Habría que revisar la mala prensa que tienen los amantes, derivada de su consideración restringida a la monogamia, porque eso sí, monógamos somos casi todos, por lo menos de intención, pero solo porque así queremos que nos responda nuestro amante y no por otra cosa.

Pero en cuanto ampliamos el enfoque del amor no podemos ni debemos alejarnos de la poligamia. Tener varios amores es gratificante, enriquecedor, necesario para llevar una vida interesante, los amores exclusivos empobrecen y al final resultan peligrosamente aburridos. Yo considero tan peligroso al aburrimiento para la salud –la salud total porque solo hay una, habría que ir abandonando la cansina distinción entre física y mental, como si eso fuera posible– que en la tendencia hiperclasificadora de la más rigurosa Medicina reduccionista que amenaza con robustecerse en el terreno psiquiátrico con la publicación del DSM V (clasificación internacional de enfermedades psiquiátricas) lo incluiría de pleno derecho como una nueva categoría.

Si no somos capaces de concebir un proyecto elaborado a partir de nuestros deseos y planificado con nuestro trabajo, qué sentido podremos darle a la vida, en vez de vivir, vegetaremos: todos los días iguales, sin perspectivas, hasta que se nos aburra también el corazón. Por eso mucha gente odia los lunes, como si los lunes no fueran un día como cualquier otro para avanzar en el proyecto que tengamos entre manos, los mismos que luego no saben qué hacer con los viernes más que vegetar fuera de horario laboral. No, los días los necesitamos todos, de lunes a domingos, tenemos mucho que hacer.
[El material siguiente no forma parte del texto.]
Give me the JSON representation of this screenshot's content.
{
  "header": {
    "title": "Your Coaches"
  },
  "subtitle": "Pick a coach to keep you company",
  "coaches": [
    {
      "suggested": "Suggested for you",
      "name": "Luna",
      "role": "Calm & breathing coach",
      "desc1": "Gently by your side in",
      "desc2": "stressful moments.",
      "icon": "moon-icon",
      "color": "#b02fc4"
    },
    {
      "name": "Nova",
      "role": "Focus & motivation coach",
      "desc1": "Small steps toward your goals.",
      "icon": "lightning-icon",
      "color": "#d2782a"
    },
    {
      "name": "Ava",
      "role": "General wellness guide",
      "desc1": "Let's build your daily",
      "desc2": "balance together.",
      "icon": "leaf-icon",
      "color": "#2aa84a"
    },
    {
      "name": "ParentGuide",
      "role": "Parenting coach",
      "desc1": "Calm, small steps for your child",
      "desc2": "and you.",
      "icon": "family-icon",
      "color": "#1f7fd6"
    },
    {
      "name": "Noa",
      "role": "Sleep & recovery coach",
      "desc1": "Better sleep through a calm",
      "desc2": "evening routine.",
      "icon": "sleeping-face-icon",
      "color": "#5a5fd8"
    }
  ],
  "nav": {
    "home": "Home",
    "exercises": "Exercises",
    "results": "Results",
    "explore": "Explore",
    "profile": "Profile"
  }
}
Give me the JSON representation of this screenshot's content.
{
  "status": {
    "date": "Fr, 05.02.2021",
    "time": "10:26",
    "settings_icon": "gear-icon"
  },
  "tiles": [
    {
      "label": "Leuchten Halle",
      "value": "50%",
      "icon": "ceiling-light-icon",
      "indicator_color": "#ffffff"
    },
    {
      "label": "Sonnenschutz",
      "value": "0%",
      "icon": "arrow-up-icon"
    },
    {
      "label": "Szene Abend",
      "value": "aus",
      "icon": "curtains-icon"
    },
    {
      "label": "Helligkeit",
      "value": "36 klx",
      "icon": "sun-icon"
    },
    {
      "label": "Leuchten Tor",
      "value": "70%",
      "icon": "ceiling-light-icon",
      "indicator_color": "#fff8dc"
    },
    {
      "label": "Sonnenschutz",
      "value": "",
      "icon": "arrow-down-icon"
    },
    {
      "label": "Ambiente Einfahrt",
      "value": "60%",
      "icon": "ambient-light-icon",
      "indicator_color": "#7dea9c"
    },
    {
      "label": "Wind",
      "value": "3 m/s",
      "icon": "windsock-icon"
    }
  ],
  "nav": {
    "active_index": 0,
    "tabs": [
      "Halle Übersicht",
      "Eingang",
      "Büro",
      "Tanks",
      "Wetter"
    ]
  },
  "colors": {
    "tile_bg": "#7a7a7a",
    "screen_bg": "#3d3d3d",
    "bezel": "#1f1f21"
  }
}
Y todavía más, mejor varios proyectos que uno solo, mejor tener varios amantes. Y en esto, como no podía ser de otra manera, cada uno tendrá que buscarse sus novios, sus pasiones. No valen las empaquetadas con lazos de fantasía de los centros comerciales, no valen las que nos ofrecen desde la publicidad institucional, la felicidad de los cuentos de hadas con finales de perdices donde nunca cuentan lo que pasa después. Las pasiones no pueden venir de otros, son absolutamente individuales, tanto como universales, pero cada cual se tiene que elaborar las suyas, y a esto también se aprende, también cuesta trabajo. Vivir cuesta trabajo, es mucho más fácil morirse, y vegetar también cuesta, y mucho, a veces cuesta la vida, pero es un trabajo mal empleado.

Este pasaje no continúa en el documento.